依頼内容:『ドンロリ・グッバラィという男を何とかしてほしい。夜遅くでもいいから是非来て欲しい』
依頼者:宗教組織ジャンダー最高責任者<マサリ>
報酬:200G
「・・・・・。また、ダライマンかよ」
ここまで来るとどんだけ手を回しているんだよ、とツッコミを入れたくなる。
頭を掻きながら、指定された所へ赴いた。
*
アルーラン王国にはスラム街と呼ばれる所がある。
金銭的に窮地を追い込まれた人が最後に行き辿り着く所だと言われている。
そこに宗教組織ジャンダーの支部があるという。
何故、そんな所に、と思いながら歩き続ける。
途中でならず者に睨まれていたが、舌打ちされただけだった。
気のせいか、人の気配の数が少ない。
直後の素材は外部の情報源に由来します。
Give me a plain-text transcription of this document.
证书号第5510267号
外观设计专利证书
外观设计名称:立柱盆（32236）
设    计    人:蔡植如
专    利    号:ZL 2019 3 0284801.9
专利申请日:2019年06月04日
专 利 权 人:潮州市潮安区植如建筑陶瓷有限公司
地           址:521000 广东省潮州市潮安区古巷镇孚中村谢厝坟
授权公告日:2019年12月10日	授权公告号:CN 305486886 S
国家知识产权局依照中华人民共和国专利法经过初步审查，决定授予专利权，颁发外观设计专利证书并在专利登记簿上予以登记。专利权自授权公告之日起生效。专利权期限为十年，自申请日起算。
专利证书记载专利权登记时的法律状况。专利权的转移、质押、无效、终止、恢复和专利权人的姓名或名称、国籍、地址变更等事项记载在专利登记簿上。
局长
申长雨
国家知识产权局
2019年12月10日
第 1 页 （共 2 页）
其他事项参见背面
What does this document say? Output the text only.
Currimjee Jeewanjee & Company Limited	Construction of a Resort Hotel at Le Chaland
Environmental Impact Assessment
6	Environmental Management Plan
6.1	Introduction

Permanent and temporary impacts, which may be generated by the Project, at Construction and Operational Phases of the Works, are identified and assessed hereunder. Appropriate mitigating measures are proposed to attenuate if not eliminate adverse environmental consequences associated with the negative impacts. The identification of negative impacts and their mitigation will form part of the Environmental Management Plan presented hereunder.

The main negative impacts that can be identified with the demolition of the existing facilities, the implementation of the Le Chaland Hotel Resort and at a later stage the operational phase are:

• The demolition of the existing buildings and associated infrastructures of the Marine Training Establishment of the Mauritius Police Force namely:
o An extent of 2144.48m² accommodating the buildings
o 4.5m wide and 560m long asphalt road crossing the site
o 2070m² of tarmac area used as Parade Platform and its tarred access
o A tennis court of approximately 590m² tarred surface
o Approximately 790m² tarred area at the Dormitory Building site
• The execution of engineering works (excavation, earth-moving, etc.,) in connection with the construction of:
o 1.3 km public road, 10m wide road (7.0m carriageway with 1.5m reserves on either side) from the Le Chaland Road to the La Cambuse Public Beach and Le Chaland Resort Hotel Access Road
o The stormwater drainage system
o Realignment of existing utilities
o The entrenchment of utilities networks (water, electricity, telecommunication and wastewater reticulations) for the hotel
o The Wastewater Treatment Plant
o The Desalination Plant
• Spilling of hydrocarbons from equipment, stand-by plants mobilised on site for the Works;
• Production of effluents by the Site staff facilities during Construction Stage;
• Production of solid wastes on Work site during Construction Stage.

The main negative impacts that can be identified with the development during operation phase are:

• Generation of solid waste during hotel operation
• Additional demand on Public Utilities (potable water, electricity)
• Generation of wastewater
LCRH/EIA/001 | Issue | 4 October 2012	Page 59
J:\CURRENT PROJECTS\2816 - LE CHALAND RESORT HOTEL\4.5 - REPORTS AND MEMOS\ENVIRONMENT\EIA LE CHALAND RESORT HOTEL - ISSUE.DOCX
住人はほとんど居ないだろう。
しばらくすると、見慣れないーー普通の市場では流れないーー服を着た2人がクロウの前に立った。
おそらく異界語でジャージという服だろう。
「宗教組織ジャンダーの者です。<センナ>と申します」
「私は<ジョナ>です。あ、これは偽名です。話は聞いております。こちらです」
「待て。何故私を知っている」
確かにクロウは依頼書を受け取った。だが、現時点では向こうの人達はクロウの特徴など知らないはずだ。
「”傲慢の神”ダライマン様の神託です」
あっさりと<センナ>は言い返した。
クロウは深く聞かず、黙って案内されることにした。
*
古い建物に入れば、小さな部屋を視認できた。あるのは、真っ直ぐに見える扉だけ。それを開けば、階段がある。かなり深い。黙って降りていくと、黄色の扉に行き当たる。
その扉を開けたらーーー。
「何だこれは・・・・・」
驚くべき光景が広がっていた。
地下だというのに、まさに宮殿の玄関のような雰囲気だ。いや、意図的に似せて創られたと言うべきか。その気になれば、300人ぐらいは収容できるだろう。
あちこちに別の空間と繋がる出入り口がある。
ジャージを着た人達が所狭しと歩き回る。それぞれの仕事があるのか、真剣な顔ををしている。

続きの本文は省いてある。